New MAC user here.  I was wondering how I can ssh into another server and run unix-based graphical software.  I utilized cygwin when I was using a PC recently.  Do I need to obtain similar external software to do this, or should I be able to do it directly from a local xterm with something like ssh -X ?

Thanks so much,
Paul


----------



## CardboardBox (Sep 19, 2006)

You need to install Apples X11 software which can be found on your factory DVD if you have a new system.  Then through the X-term window ssh -Y host assuming X11 forwarding is allowed.

Do a search, this is asked 5 times on every page.


----------



## palex (Sep 19, 2006)

Thanks for the reply.  I do have X11 running, and have added the following lines to the sshd_config file:

sed 's/#X11Forwarding\ no/X11Forwarding\ yes/' /etc/sshd_config > /tmp/sshd_config
sudo mv /tmp/sshd_config /etc/.

Still no luck... The -Y tag is not recognized, and the -X tag doesn't do it.

Thanks again... I apologize for any redundancies in my post.

- Paul


----------



## CardboardBox (Sep 19, 2006)

So you did install X11 onto your mac then right?

You are getting a x term window by selecting the X11 app in your apps folder on the mac, not the terminal window right?  It won't work though the normla terminal window.

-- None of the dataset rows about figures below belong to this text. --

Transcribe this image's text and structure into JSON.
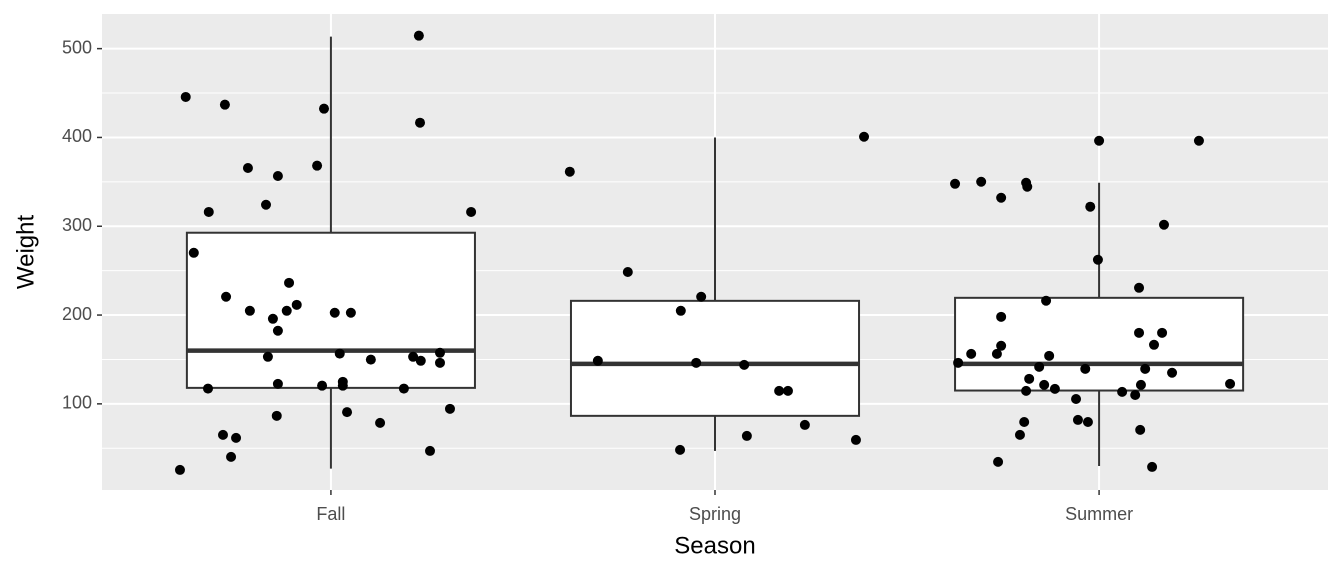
{
  "chart_data": {
    "type": "box",
    "x_label": "Season",
    "y_label": "Weight",
    "categories": [
      "Fall",
      "Spring",
      "Summer"
    ],
    "boxes": {
      "whislo": [
        27,
        47,
        30
      ],
      "q1": [
        118,
        86.5,
        115
      ],
      "median": [
        160,
        145,
        145
      ],
      "q3": [
        292.7,
        216,
        219.4
      ],
      "whishi": [
        513.5,
        400,
        349
      ]
    },
    "points": {
      "x": [
        0.607,
        0.622,
        0.724,
        1.229,
        0.982,
        1.232,
        0.784,
        0.862,
        0.964,
        0.682,
        0.831,
        1.365,
        0.643,
        0.727,
        0.891,
        0.789,
        0.885,
        0.911,
        0.849,
        0.862,
        1.01,
        1.052,
        0.836,
        1.023,
        1.104,
        1.214,
        1.234,
        1.284,
        1.284,
        0.862,
        0.68,
        0.977,
        1.031,
        1.031,
        1.19,
        0.859,
        1.042,
        1.31,
        1.128,
        0.719,
        0.753,
        0.74,
        1.258,
        1.622,
        2.388,
        1.773,
        1.964,
        1.911,
        1.695,
        1.951,
        2.076,
        2.167,
        2.19,
        2.234,
        2.083,
        1.909,
        2.367,
        3.0,
        3.26,
        2.625,
        2.693,
        2.81,
        2.813,
        2.745,
        2.977,
        3.169,
        2.997,
        3.104,
        2.862,
        2.745,
        3.104,
        3.164,
        3.143,
        2.667,
        2.734,
        2.745,
        2.87,
        2.633,
        2.844,
        2.964,
        3.12,
        3.19,
        2.818,
        2.857,
        3.109,
        3.341,
        2.81,
        2.885,
        3.06,
        3.094,
        2.94,
        2.945,
        2.971,
        2.805,
        2.794,
        3.107,
        2.737,
        3.138
      ],
      "y": [
        25.6,
        445.6,
        436.9,
        514.6,
        432.4,
        416.6,
        365.6,
        356.6,
        368.2,
        316.1,
        324.2,
        316.1,
        270.1,
        220.6,
        236.3,
        204.8,
        204.8,
        211.5,
        195.8,
        182.3,
        202.6,
        202.6,
        153,
        156.6,
        149.8,
        153,
        148.5,
        157.5,
        146.2,
        122.5,
        117.2,
        120.5,
        124.8,
        120.5,
        117.2,
        86.5,
        90.7,
        94.4,
        78.6,
        65.1,
        61.7,
        40.3,
        47,
        361.4,
        400.8,
        248.5,
        220.6,
        204.8,
        148.5,
        146.2,
        143.9,
        114.6,
        114.6,
        76.3,
        63.9,
        48.2,
        59.4,
        396.3,
        396.3,
        347.8,
        350.1,
        349,
        344.5,
        332.1,
        322,
        301.7,
        262.3,
        230.7,
        216.1,
        198,
        180,
        180,
        166.5,
        156.3,
        156.3,
        165.4,
        154.1,
        146.2,
        141.7,
        139.4,
        139.4,
        135,
        128.2,
        121.4,
        121.4,
        122.5,
        114.6,
        116.9,
        113.5,
        110,
        105.5,
        81.9,
        79.6,
        79.6,
        65.1,
        70.7,
        34.7,
        29
      ]
    },
    "xlim": [
      0.404,
      3.596
    ],
    "ylim": [
      3,
      539
    ],
    "yticks": [
      100,
      200,
      300,
      400,
      500
    ],
    "yminor": [
      50,
      150,
      250,
      350,
      450
    ],
    "box_width": 0.75,
    "grid": true
  }
}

Are you connecting to a linux box or what?


----------



## lurk (Sep 19, 2006)

Humm, so ssh -Y you@example.com does not recognize the -Y.  What version of OSX and ssh (both ends) are you using?


----------



## palex (Sep 19, 2006)

Thanks again for the replies.  I did a reinstall of X11 and it is now working (with -X).  The -Y tag is still not recognized, which I'm guessing because I'm running OpenSSH_3.6.1p1.  Are there significant advantages to connecting with -Y that would justify an upgrade?


----------



## Sunnz (Sep 19, 2006)

-X is securer, right?


----------



## lurk (Sep 20, 2006)

-X is more secure in newer ssh versions, but that often breaks old programs.  And since I really only use X11 for old programs I have to use -Y, which really is the old -X.

Simple, eh?

(I have been wrong before on this, so salt to taste.  But watch you sodium intake, we don't want anybody to come down with hypertension.)


----------



## Sunnz (Sep 20, 2006)

-Y old -X?

Had to read it twice to get what you meant!!

But if -X works, like out of box, then you should use it, right?


----------